Many of us put a lot of effort into keeping our work and personal lives separate. It certainly helps to improve our quality of life and prevent burnout. In my training, however, I was taught that it can be very helpful to open part of yourself to your patients. They get to see you more as a person, which can greatly improve your relationship. I’m learning another way using my life experience can make me a better doctor.
We regularly face situations where a patient and their family are looking at a lack of good options and having to face the option of discontinuing therapy or even letting their loved one go. We are a needed resource for them in these difficult times. I am pulling more and more on certain times in my life to help me help them.
When I was in high school, my father was diagnosed with inoperable pancreatic cancer. In the ’70s, there were essentially no good options for therapy. At the time, I dealt with it like any teenaged boy would . . . I basically ignored it as best as I could. I did pick up on the ways my mother went through the time, including the little things that would remind her of what was to come. For example, at one point, he bought a new car. She immediately recognized that he did that so she wouldn’t have to deal with upkeep issues on the older car. That seemingly nice thing was very tough for her. One night he fell asleep and just never woke up. It was peaceful for him . . . the best we could hope for. Looking back on it now, it’s easier to see and respect the journey she traveled.
Al was the first dog I had as an adult. He was a magnificent white German Shepherd that I was lucky enough to be able to rescue. We came across each other at exactly the right time for both of us. Too quickly after I got him, he developed a mass on his hind quarter. It got larger than it should of because I never used to pat my dog’s rear end (that may have changed). I had it biopsied, and it turned out to be a high-grade nerve sheath sarcoma. I had it resected but the margins were positive. I could have considered post-operative radiation but that would have been very toxic for him and he would have had to stay in a facility for a month or longer.
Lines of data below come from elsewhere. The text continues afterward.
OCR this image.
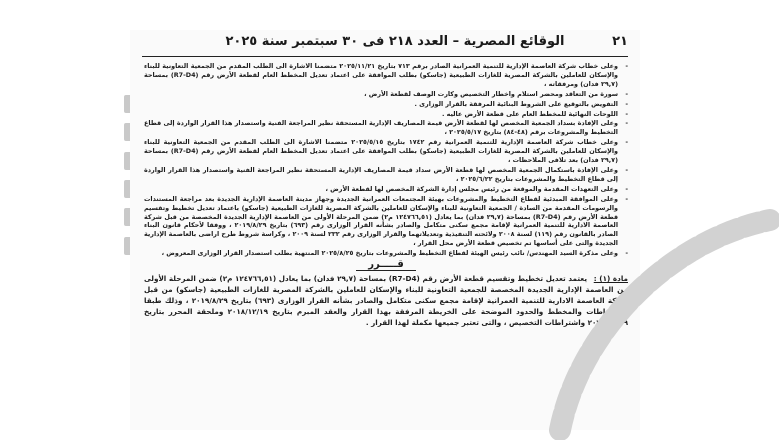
الوقائع المصرية – العدد ٢١٨ فى ٣٠ سبتمبر سنة ٢٠٢٥	٢١

- وعلى خطاب شركة العاصمة الإدارية للتنمية العمرانية الصادر برقم ٧١٣ بتاريخ ٢٠٢٥/١١/٢١ متضمنا الاشارة الى الطلب المقدم من الجمعية التعاونية للبناء والإسكان للعاملين بالشركة المصرية للغازات الطبيعية (جاسكو) بطلب الموافقة على اعتماد تعديل المخطط العام لقطعة الأرض رقم (R7-D4) بمساحة (٢٩,٧ فدان) ومرفقاته ،

- سورة من التعاقد ومحضر استلام واخطار التخصيص وكارت الوصف لقطعة الأرض ،

- التفويض بالتوقيع على الشروط البنائية المرفقة بالقرار الوزارى .

- اللوحات النهائية للمخطط العام على قطعة الأرض عاليه .

- وعلى الإفادة بسداد الجمعية المخصص لها لقطعة الأرض قيمة المصاريف الإدارية المستحقة نظير المراجعة الفنية واستصدار هذا القرار الواردة إلى قطاع التخطيط والمشروعات برقم (٤٨-٨٤) بتاريخ ٢٠٢٥/٥/١٧ ،

- وعلى خطاب شركة العاصمة الإدارية للتنمية العمرانية رقم ١٧٤٢ بتاريخ ٢٠٢٥/٥/١٥ متضمنا الاشارة الى الطلب المقدم من الجمعية التعاونية للبناء والإسكان للعاملين بالشركة المصرية للغازات الطبيعية (جاسكو) بطلب الموافقة على اعتماد تعديل المخطط العام لقطعة الأرض رقم (R7-D4) بمساحة (٢٩,٧ فدان) بعد تلافى الملاحظات ،

- وعلى الإفادة باستكمال الجمعية المخصص لها قطعة الأرض سداد قيمة المصاريف الإدارية المستحقة نظير المراجعة الفنية واستصدار هذا القرار الواردة إلى قطاع التخطيط والمشروعات بتاريخ ٢٠٢٥/٦/٢٢ ،

- وعلى التعهدات المقدمة والموقعة من رئيس مجلس إدارة الشركة المخصص لها لقطعة الأرض ،

- وعلى الموافقة المبدئية لقطاع التخطيط والمشروعات بهيئة المجتمعات العمرانية الجديدة وجهاز مدينة العاصمة الإدارية الجديدة بعد مراجعة المستندات والرسومات المقدمة من السادة / الجمعية التعاونية للبناء والإسكان للعاملين بالشركة المصرية للغازات الطبيعية (جاسكو) باعتماد تعديل تخطيط وتقسيم قطعة الأرض رقم (R7-D4) بمساحة (٢٩,٧ فدان) بما يعادل (١٢٤٧٦٦,٥١ م٢) ضمن المرحلة الأولى من العاصمة الإدارية الجديدة المخصصة من قبل شركة العاصمة الادارية للتنمية العمرانية لإقامة مجمع سكنى متكامل والصادر بشأنه القرار الوزارى رقم (٦٩٣) بتاريخ ٢٠١٩/٨/٢٩ ، ووفقا لأحكام قانون البناء الصادر بالقانون رقم (١١٩) لسنة ٢٠٠٨ ولائحته التنفيذية وتعديلاتهما والقرار الوزارى رقم ٢٣٢ لسنة ٢٠٠٩ ، وكراسة شروط طرح اراضى بالعاصمة الإدارية الجديدة والتى على أساسها تم تخصيص قطعة الأرض محل القرار ،

- وعلى مذكرة السيد المهندس/ نائب رئيس الهيئة لقطاع التخطيط والمشروعات بتاريخ ٢٠٢٥/٨/٢٥ المنتهية بطلب استصدار القرار الوزارى المعروض ،

قـــــرر
مادة (١) : يعتمد تعديل تخطيط وتقسيم قطعة الأرض رقم (R7-D4) بمساحة (٢٩,٧ فدان) بما يعادل (١٢٤٧٦٦,٥١ م٢) ضمن المرحلة الأولى من العاصمة الإدارية الجديدة المخصصة للجمعية التعاونية للبناء والإسكان للعاملين بالشركة المصرية للغازات الطبيعية (جاسكو) من قبل شركة العاصمة الادارية للتنمية العمرانية لإقامة مجمع سكنى متكامل والصادر بشأنه القرار الوزارى (٦٩٣) بتاريخ ٢٠١٩/٨/٢٩ ، وذلك طبقا للاشتراطات والمخطط والحدود الموضحة على الخريطة المرفقة بهذا القرار والعقد المبرم بتاريخ ٢٠١٨/١٢/١٩ وملحقة المحرر بتاريخ ٢٠٢١/١١/١٩ واشتراطات التخصيص ، والتى تعتبر جميعها مكملة لهذا القرار .
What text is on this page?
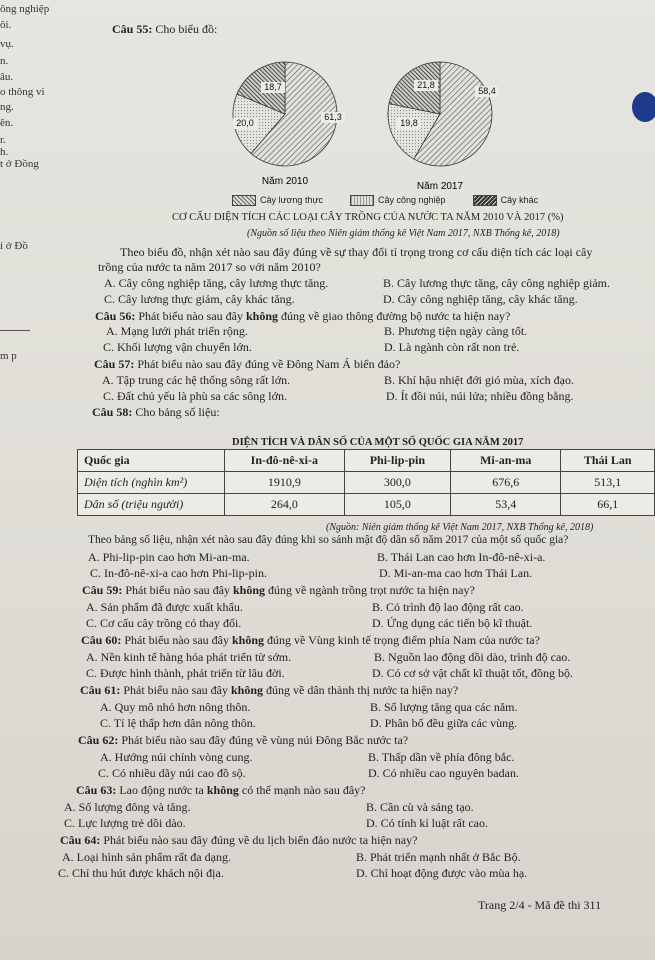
ông nghiệp
ôi.
vụ.
n.
âu.
o thông vi
ng.
ên.
r.
h.
t ở Đồng
í ở Đồ
m p
Câu 55: Cho biểu đồ:
61,3
20,0
18,7
Năm 2010
58,4
19,8
21,8
Năm 2017
Cây lương thực	Cây công nghiệp	Cây khác
CƠ CẤU DIỆN TÍCH CÁC LOẠI CÂY TRỒNG CỦA NƯỚC TA NĂM 2010 VÀ 2017 (%)
(Nguồn số liệu theo Niên giám thống kê Việt Nam 2017, NXB Thống kê, 2018)
Theo biểu đồ, nhận xét nào sau đây đúng về sự thay đổi tỉ trọng trong cơ cấu diện tích các loại cây
trồng của nước ta năm 2017 so với năm 2010?
A. Cây công nghiệp tăng, cây lương thực tăng.	B. Cây lương thực tăng, cây công nghiệp giảm.
C. Cây lương thực giảm, cây khác tăng.	D. Cây công nghiệp tăng, cây khác tăng.
Câu 56: Phát biểu nào sau đây không đúng về giao thông đường bộ nước ta hiện nay?
A. Mạng lưới phát triển rộng.	B. Phương tiện ngày càng tốt.
C. Khối lượng vận chuyển lớn.	D. Là ngành còn rất non trẻ.
Câu 57: Phát biểu nào sau đây đúng về Đông Nam Á biển đảo?
A. Tập trung các hệ thống sông rất lớn.	B. Khí hậu nhiệt đới gió mùa, xích đạo.
C. Đất chủ yếu là phù sa các sông lớn.	D. Ít đồi núi, núi lửa; nhiều đồng bằng.
Câu 58: Cho bảng số liệu:
DIỆN TÍCH VÀ DÂN SỐ CỦA MỘT SỐ QUỐC GIA NĂM 2017
Quốc gia	In-đô-nê-xi-a	Phi-lip-pin	Mi-an-ma	Thái Lan
Diện tích (nghìn km²)	1910,9	300,0	676,6	513,1
Dân số (triệu người)	264,0	105,0	53,4	66,1
(Nguồn: Niên giám thống kê Việt Nam 2017, NXB Thống kê, 2018)
Theo bảng số liệu, nhận xét nào sau đây đúng khi so sánh mật độ dân số năm 2017 của một số quốc gia?
A. Phi-lip-pin cao hơn Mi-an-ma.	B. Thái Lan cao hơn In-đô-nê-xi-a.
C. In-đô-nê-xi-a cao hơn Phi-lip-pin.	D. Mi-an-ma cao hơn Thái Lan.
Câu 59: Phát biểu nào sau đây không đúng về ngành trồng trọt nước ta hiện nay?
A. Sản phẩm đã được xuất khẩu.	B. Có trình độ lao động rất cao.
C. Cơ cấu cây trồng có thay đổi.	D. Ứng dụng các tiến bộ kĩ thuật.
Câu 60: Phát biểu nào sau đây không đúng về Vùng kinh tế trọng điểm phía Nam của nước ta?
A. Nền kinh tế hàng hóa phát triển từ sớm.	B. Nguồn lao động dồi dào, trình độ cao.
C. Được hình thành, phát triển từ lâu đời.	D. Có cơ sở vật chất kĩ thuật tốt, đồng bộ.
Câu 61: Phát biểu nào sau đây không đúng về dân thành thị nước ta hiện nay?
A. Quy mô nhỏ hơn nông thôn.	B. Số lượng tăng qua các năm.
C. Tỉ lệ thấp hơn dân nông thôn.	D. Phân bố đều giữa các vùng.
Câu 62: Phát biểu nào sau đây đúng về vùng núi Đông Bắc nước ta?
A. Hướng núi chính vòng cung.	B. Thấp dần về phía đông bắc.
C. Có nhiều dãy núi cao đồ sộ.	D. Có nhiều cao nguyên badan.
Câu 63: Lao động nước ta không có thế mạnh nào sau đây?
A. Số lượng đông và tăng.	B. Cần cù và sáng tạo.
C. Lực lượng trẻ dồi dào.	D. Có tính kỉ luật rất cao.
Câu 64: Phát biểu nào sau đây đúng về du lịch biển đảo nước ta hiện nay?
A. Loại hình sản phẩm rất đa dạng.	B. Phát triển mạnh nhất ở Bắc Bộ.
C. Chỉ thu hút được khách nội địa.	D. Chỉ hoạt động được vào mùa hạ.
Trang 2/4 - Mã đề thi 311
We had a great eight months, and he was completely normal until one night he became very weak. He was found to have an abdominal recurrence, and I made the call to let him go at that time.
I didn’t meet Astro, a Great Dane/Shepherd mix, until he was about 13. He spent the last year and a half with my two other dogs. That was the first time he had actually been part of a pack, and he thrived. Over the last month or two, he became progressively weaker and showed significant atrophy in his back legs. He became unable to do the things outside that he enjoyed. This last weekend, his previous human and I decided it was time to let him go. The last thing either of us wanted was to have him lose his dignity but we constantly worried that it was a decision made too soon. He seemed to know it was time and, on his last day, graciously accepted a lot of attention. He went home, surrounded by his pack and those who loved him.
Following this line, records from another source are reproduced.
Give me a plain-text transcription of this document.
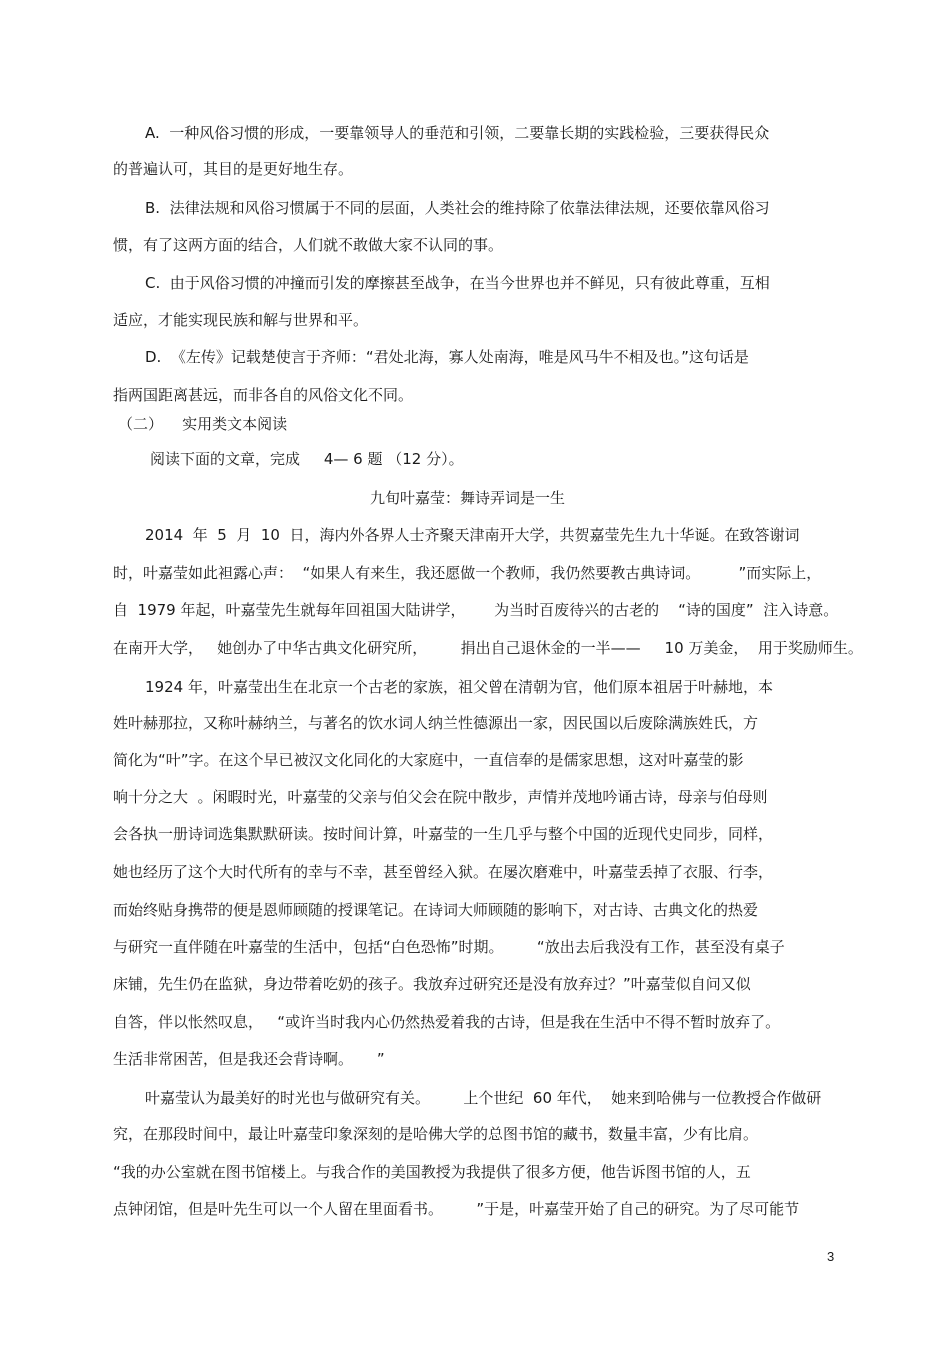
A.  一种风俗习惯的形成，一要靠领导人的垂范和引领，二要靠长期的实践检验，三要获得民众
的普遍认可，其目的是更好地生存。
B.  法律法规和风俗习惯属于不同的层面，人类社会的维持除了依靠法律法规，还要依靠风俗习
惯，有了这两方面的结合，人们就不敢做大家不认同的事。
C.  由于风俗习惯的冲撞而引发的摩擦甚至战争，在当今世界也并不鲜见，只有彼此尊重，互相
适应，才能实现民族和解与世界和平。
D.  《左传》记载楚使言于齐师：“君处北海，寡人处南海，唯是风马牛不相及也。”这句话是
指两国距离甚远，而非各自的风俗文化不同。
（二）    实用类文本阅读
阅读下面的文章，完成     4— 6 题 （12 分）。
九旬叶嘉莹：舞诗弄词是一生
2014  年  5  月  10  日，海内外各界人士齐聚天津南开大学，共贺嘉莹先生九十华诞。在致答谢词
时，叶嘉莹如此袒露心声：  “如果人有来生，我还愿做一个教师，我仍然要教古典诗词。        ”而实际上，
自  1979 年起，叶嘉莹先生就每年回祖国大陆讲学，      为当时百废待兴的古老的    “诗的国度”  注入诗意。
在南开大学，   她创办了中华古典文化研究所，       捐出自己退休金的一半——     10 万美金，  用于奖励师生。
1924 年，叶嘉莹出生在北京一个古老的家族，祖父曾在清朝为官，他们原本祖居于叶赫地，本
姓叶赫那拉，又称叶赫纳兰，与著名的饮水词人纳兰性德源出一家，因民国以后废除满族姓氏，方
简化为“叶”字。在这个早已被汉文化同化的大家庭中，一直信奉的是儒家思想，这对叶嘉莹的影
响十分之大  。闲暇时光，叶嘉莹的父亲与伯父会在院中散步，声情并茂地吟诵古诗，母亲与伯母则
会各执一册诗词选集默默研读。按时间计算，叶嘉莹的一生几乎与整个中国的近现代史同步，同样，
她也经历了这个大时代所有的幸与不幸，甚至曾经入狱。在屡次磨难中，叶嘉莹丢掉了衣服、行李，
而始终贴身携带的便是恩师顾随的授课笔记。在诗词大师顾随的影响下，对古诗、古典文化的热爱
与研究一直伴随在叶嘉莹的生活中，包括“白色恐怖”时期。       “放出去后我没有工作，甚至没有桌子
床铺，先生仍在监狱，身边带着吃奶的孩子。我放弃过研究还是没有放弃过？”叶嘉莹似自问又似
自答，伴以怅然叹息，   “或许当时我内心仍然热爱着我的古诗，但是我在生活中不得不暂时放弃了。
生活非常困苦，但是我还会背诗啊。     ”
叶嘉莹认为最美好的时光也与做研究有关。       上个世纪  60 年代，  她来到哈佛与一位教授合作做研
究，在那段时间中，最让叶嘉莹印象深刻的是哈佛大学的总图书馆的藏书，数量丰富，少有比肩。
“我的办公室就在图书馆楼上。与我合作的美国教授为我提供了很多方便，他告诉图书馆的人，五
点钟闭馆，但是叶先生可以一个人留在里面看书。       ”于是，叶嘉莹开始了自己的研究。为了尽可能节
3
The feelings I continue to experience from these times in my life are a part of me I will never ignore. I can’t. As painful as they are, I know that they are part of what makes us human. I also know that I’ll face them again at some time in the future. What I also know is that tapping into these feelings helps me identify with what patients and their families are going through. By sharing with patients the things I saw my mother go through, the feelings I have gone through, the struggles I have had in making decisions, they see that I am not just making some distanced clinical decision. I’m also coming at it from a humanistic approach. That strikes a chord with many of them. That is a connection that I want to have with all my patients. It’s also the best reason and best way I know of to connect my life and my work.